“A Parliamentary Pentecost” is how I can best describe my first experience as a Deputy to General Convention. The Holy Spirit was clearly at work at Convention as we heard hard truths about our Church’s past, such as our involvement in Boarding Schools aimed at erasing Indiginous culture and identity. We heard a powerful witness from a Deputy from the Navajo Nation, who could not have been much older than my mother, who told her story as a student in such a school, and the impact it had on her, and her nation–and her joy that the Church had finally recognized this issue in Resolution A127 which was adopted by Convention, a small but important first step in reconciliation. The Holy Spirit also made Herself known in prayer book reform, calling the Bishops to enter into discernment, where they ultimately adopted unanimously a better path forward on prayer book revision.
I was also grateful that our Church passed several resolutions aimed at Creation Care, not only in the nation and our world, but also in our Church.
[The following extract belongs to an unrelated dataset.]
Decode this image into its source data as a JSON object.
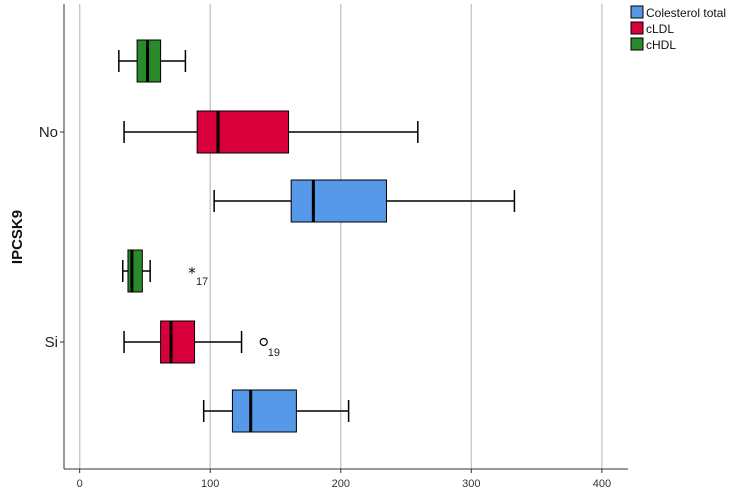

One such resolution was one I authored to urge the Church to expand its use of virtual meetings for governance at all levels of the Church to help reduce our harm to creation generated by travel, and to save resources that can be used for other vital areas of ministry.
So many things I expected to be contentious this Convention turned out not to be so. The Holy Spirit molded Her Church through those packed 4 days, and also uplifted many new young leaders in our Church with talent and vision. Like many of you, I often worry about the future of our Church–but I was heartened at what I saw during this Convention, and to see the Holy Spirit at work. While we all entered General Convention with our own idea of how the Church should work, we came out doing things we didn’t foresee going in–yet with faith that we had lived up to our calling, and had been all the better for listening to the Spirit rather than ourselves.